Before I get into the next article, I wanted to ask everone about sharp practices.
For those who don’t know, sharp practices are those practices which might be technically or barely legal but are highly unethical. They also go against the NDIA code of conduct.
I am curious about what participants are experiencing since I am seeing an increase in sharp practices being used by providers in facebook groups and in other forums.
Some examples include:
limited time discounts
adding charges after an agreement is made
charging more for a good or service once it becomes known it is for NDIS
coercion into extra hours, shifts or activities to meet worker needs
misleading advertisement on whether items are covered by NDIS
Unsolicited direct messaging or contact
If anyone has experienced any of these or others I would love to talk about it, how you handled it, whether a complaint was made and the type of service or goods.
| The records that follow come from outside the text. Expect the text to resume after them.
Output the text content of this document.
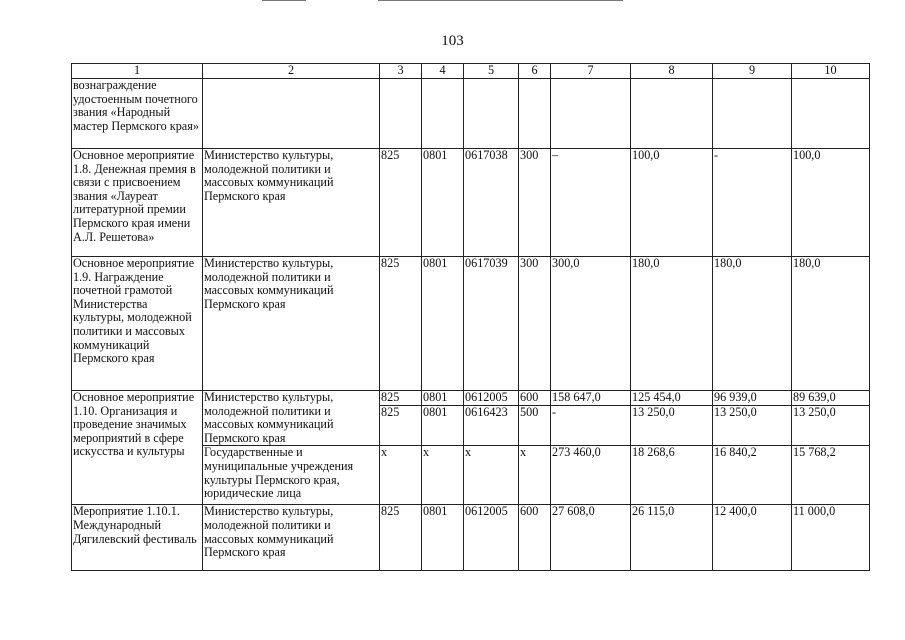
103
1	2	3	4	5	6	7	8	9	10
вознаграждение удостоенным почетного звания «Народный мастер Пермского края»									
Основное мероприятие 1.8. Денежная премия в связи с присвоением звания «Лауреат литературной премии Пермского края имени А.Л. Решетова»	Министерство культуры, молодежной политики и массовых коммуникаций Пермского края	825	0801	0617038	300	–	100,0	-	100,0
Основное мероприятие 1.9. Награждение почетной грамотой Министерства культуры, молодежной политики и массовых коммуникаций Пермского края	Министерство культуры, молодежной политики и массовых коммуникаций Пермского края	825	0801	0617039	300	300,0	180,0	180,0	180,0
Основное мероприятие 1.10. Организация и проведение значимых мероприятий в сфере искусства и культуры	Министерство культуры, молодежной политики и массовых коммуникаций Пермского края	825	0801	0612005	600	158 647,0	125 454,0	96 939,0	89 639,0
		825	0801	0616423	500	-	13 250,0	13 250,0	13 250,0
	Государственные и муниципальные учреждения культуры Пермского края, юридические лица	х	х	х	х	273 460,0	18 268,6	16 840,2	15 768,2
Мероприятие 1.10.1. Международный Дягилевский фестиваль	Министерство культуры, молодежной политики и массовых коммуникаций Пермского края	825	0801	0612005	600	27 608,0	26 115,0	12 400,0	11 000,0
Some on here do not wish to be identified in these kinds of discussions so I will also put up an anonymous poll you can select items on if you do not wish to talk about it.
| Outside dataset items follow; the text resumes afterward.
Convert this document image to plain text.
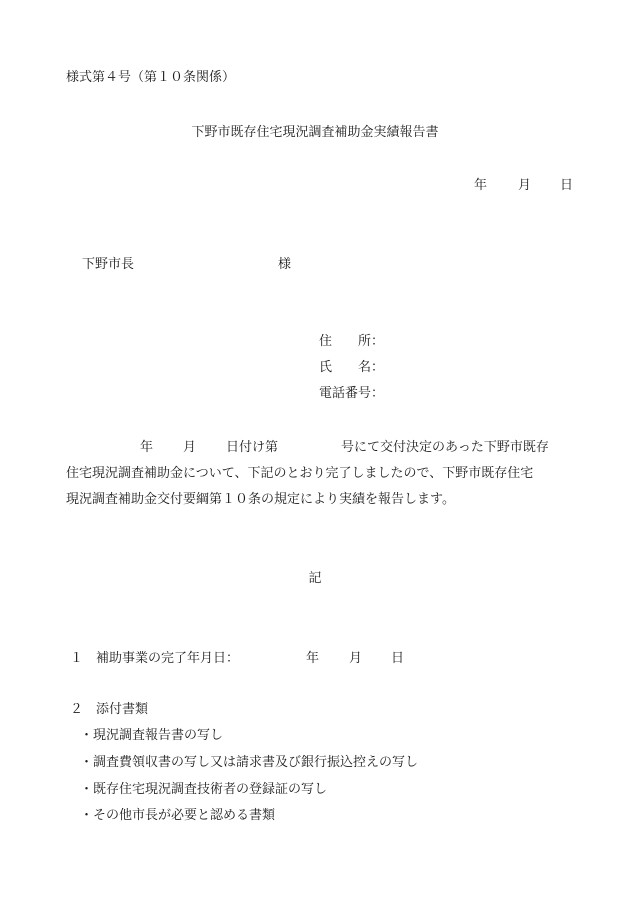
様式第４号（第１０条関係）
下野市既存住宅現況調査補助金実績報告書
年 月 日
下野市長	様
住　　所：
氏　　名：
電話番号：
年 月 日付け第	号にて交付決定のあった下野市既存
住宅現況調査補助金について、下記のとおり完了しましたので、下野市既存住宅
現況調査補助金交付要綱第１０条の規定により実績を報告します。
記
１　補助事業の完了年月日：	年 月 日
２　添付書類
・現況調査報告書の写し
・調査費領収書の写し又は請求書及び銀行振込控えの写し
・既存住宅現況調査技術者の登録証の写し
・その他市長が必要と認める書類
Wow, this is such an important conversation to have. I’ve definitely experienced some of these, especially the unsolicited messages from providers trying to sell their services. It’s so invasive and makes me feel like just a dollar sign to them. I ended up blocking a few of them, but it left a sour taste.
No, I wasn’t aware that we could report them for simply sending an unsolicited message on Facebook. I probably wouldn’t have bothered with it if I did know though. Its easier to just block someone.
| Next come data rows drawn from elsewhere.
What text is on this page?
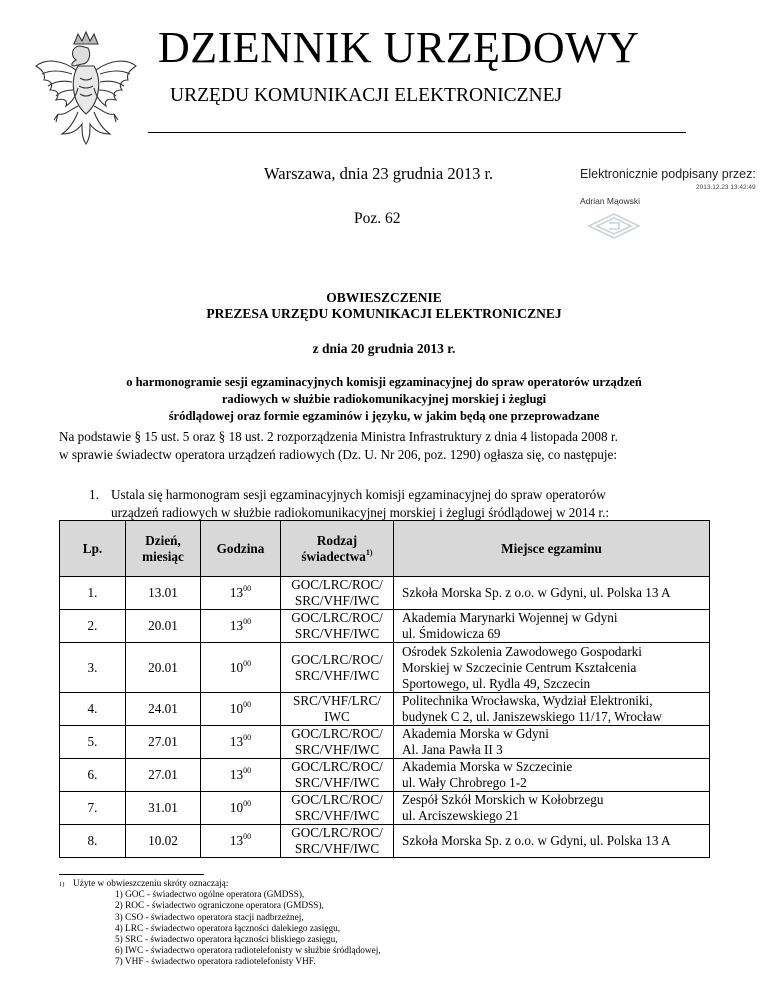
DZIENNIK URZĘDOWY
URZĘDU KOMUNIKACJI ELEKTRONICZNEJ
Warszawa, dnia 23 grudnia 2013 r.
Poz. 62
Elektronicznie podpisany przez:
2013.12.23 13:42:49
Adrian Mąowski
OBWIESZCZENIE
PREZESA URZĘDU KOMUNIKACJI ELEKTRONICZNEJ
z dnia 20 grudnia 2013 r.
o harmonogramie sesji egzaminacyjnych komisji egzaminacyjnej do spraw operatorów urządzeń
radiowych w służbie radiokomunikacyjnej morskiej i żeglugi
śródlądowej oraz formie egzaminów i języku, w jakim będą one przeprowadzane
Na podstawie § 15 ust. 5 oraz § 18 ust. 2 rozporządzenia Ministra Infrastruktury z dnia 4 listopada 2008 r.
w sprawie świadectw operatora urządzeń radiowych (Dz. U. Nr 206, poz. 1290) ogłasza się, co następuje:
1. Ustala się harmonogram sesji egzaminacyjnych komisji egzaminacyjnej do spraw operatorów
urządzeń radiowych w służbie radiokomunikacyjnej morskiej i żeglugi śródlądowej w 2014 r.:
Lp.	Dzień,
miesiąc	Godzina	Rodzaj
świadectwa$^{1)}$	Miejsce egzaminu
1.	13.01	$13^{00}$	GOC/LRC/ROC/
SRC/VHF/IWC	Szkoła Morska Sp. z o.o. w Gdyni, ul. Polska 13 A

2.	20.01	$13^{00}$	GOC/LRC/ROC/
SRC/VHF/IWC	Akademia Marynarki Wojennej w Gdyni
ul. Śmidowicza 69

3.	20.01	$10^{00}$	GOC/LRC/ROC/
SRC/VHF/IWC	Ośrodek Szkolenia Zawodowego Gospodarki
Morskiej w Szczecinie Centrum Kształcenia
Sportowego, ul. Rydla 49, Szczecin

4.	24.01	$10^{00}$	SRC/VHF/LRC/
IWC	Politechnika Wrocławska, Wydział Elektroniki,
budynek C 2, ul. Janiszewskiego 11/17, Wrocław

5.	27.01	$13^{00}$	GOC/LRC/ROC/
SRC/VHF/IWC	Akademia Morska w Gdyni
Al. Jana Pawła II 3

6.	27.01	$13^{00}$	GOC/LRC/ROC/
SRC/VHF/IWC	Akademia Morska w Szczecinie
ul. Wały Chrobrego 1-2

7.	31.01	$10^{00}$	GOC/LRC/ROC/
SRC/VHF/IWC	Zespół Szkół Morskich w Kołobrzegu
ul. Arciszewskiego 21

8.	10.02	$13^{00}$	GOC/LRC/ROC/
SRC/VHF/IWC	Szkoła Morska Sp. z o.o. w Gdyni, ul. Polska 13 A
1) Użyte w obwieszczeniu skróty oznaczają:
1) GOC - świadectwo ogólne operatora (GMDSS),
2) ROC - świadectwo ograniczone operatora (GMDSS),
3) CSO - świadectwo operatora stacji nadbrzeżnej,
4) LRC - świadectwo operatora łączności dalekiego zasięgu,
5) SRC - świadectwo operatora łączności bliskiego zasięgu,
6) IWC - świadectwo operatora radiotelefonisty w służbie śródlądowej,
7) VHF - świadectwo operatora radiotelefonisty VHF.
Yeah exactly my point. I wouldn’t complain unless it was about something really worth our time. We’re already overwhelmed and there’s never enough time in a day. We will save our NDIS complaint mana for a rainy day
Honestly, it’s the coercion into extra shifts that really grinds my gears. A friend of mine had a provider almost guilt trip them into extending hours because a worker was struggling financially. It’s such an awkward position to be in because you want to help, but it’s not the participant’s responsibility to fix those problems.
Eventually they left. But they liked the provider, so stuck around for far longer than they should have. Its kind of like a bad relationship. People stay in it for longer than they should because they justify the bad behaviour of the person they’re in a relationship with. They’re also invested emotionally and the idea of going to a different provider can seem like a lot of effort and stress. There’s also the fear of ending up with someone worse.
After several issues arose over time and with some convincing and support, my friend left. Without the convincing and the support though, they would never have left.
I think the support is one of the biggest factors. I have met a few participants who felt like they had no choice but to handle everything on their own and it made all of their choices seem more daunting.
One provider I dealt with actually changed the terms of the agreement after we signed it. They said it was an ‘updated policy’ and tried to charge extra for things that were included before. I didn’t have the energy to fight it then, but looking back, I should have reported them.